From Canton to Parkville, pastors say they are seeing parishioners struggle daily with economic issues.
“Every week more of our parishioners are being laid off from work,” said Monsignor James P. Farmer, pastor of St. Ursula, Parkville. “They’re under tremendous strain and the stress impacts their marriages and children.”
Conventual Franciscan Father Ross M. Syracuse, pastor of St. Casimir, Canton, said a number of people recently admitted during a healing service that they or a close family member lost their jobs.
“There’s a lot of insecurity,” he said.
The Archdiocese of Baltimore and many local parishes want people to know they are not alone.
The worst-case scenario occurred recently in the Archdiocese of Baltimore when two separate men killed their families and themselves after battling depression and financial problems.
Alan Wood, who was a parishioner with his family at Holy Family Catholic Community in Middletown, killed his family April 18. Loyola College in Maryland sophomore Stephanie Parente was murdered with her New York family in a Towson hotel room by her father, William Parente April 19.
“You just don’t want to end up feeling hopeless and helpless and do things you normally wouldn’t do,” Father Syracuse said. “We let people know the Lord is with them no matter what comes their way.”
During the annual Archdiocesan pilgrimage to Washington April 25, Archbishop Edwin F. O’Brien made mention of the tragedies in his homily.

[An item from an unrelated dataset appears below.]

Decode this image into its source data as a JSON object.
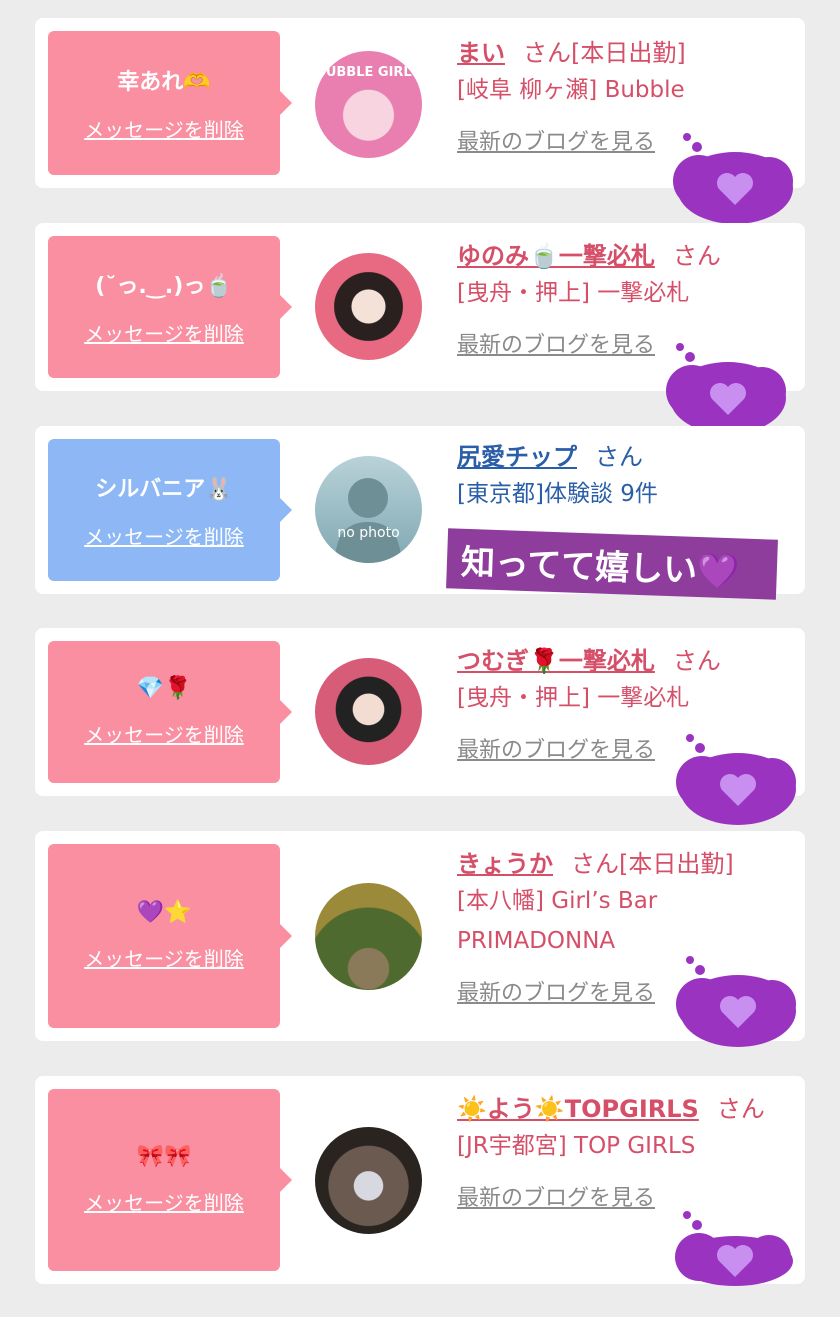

“Our Catholic community of Baltimore has been shocked, even dazed in recent days by murder-suicides involving nine of our Catholic people, some so very young,” the archbishop said. “What does that say about the evil remnant of original sin in all of our lives? And what does it say about a culture of greed in our institutions of finance and politics that have devastated our economy and have resulted in so many lives of desperation today?”
The archbishop also recently appeared in a television commercial addressing economic woes. In it, he says people should build up heavenly treasures and seek comfort in a local Catholic church.
The commercial is available at www.archbalt.org, along with a link to various resources for economic stress, family support and mental health services.
Kristin Witte, the archdiocese’s coordinator for pastoral care in the division of youth and young adult ministry, said Catholics must reach out to people facing hardship.
“By greeting people you may not have spoken to before at church, looking them in the eye and engaging them in a conversation, you have welcomed them as family,” she said.
As more and more people lose their jobs, donations and tithings decrease, causing churches to adjust their budgets. Even still, many parishes are quietly assisting some with their medical, housing and school bills.
Monsignor Farmer reminds parishioners there is real purpose in prayer during difficult times.
“We keep trying to emphasize God is our refuge,” Monsignor Farmer said. “There is great uncertainty. No one knows how long this recession is going to last. We just know faith conquers fear and Jesus is the reason for our faith.”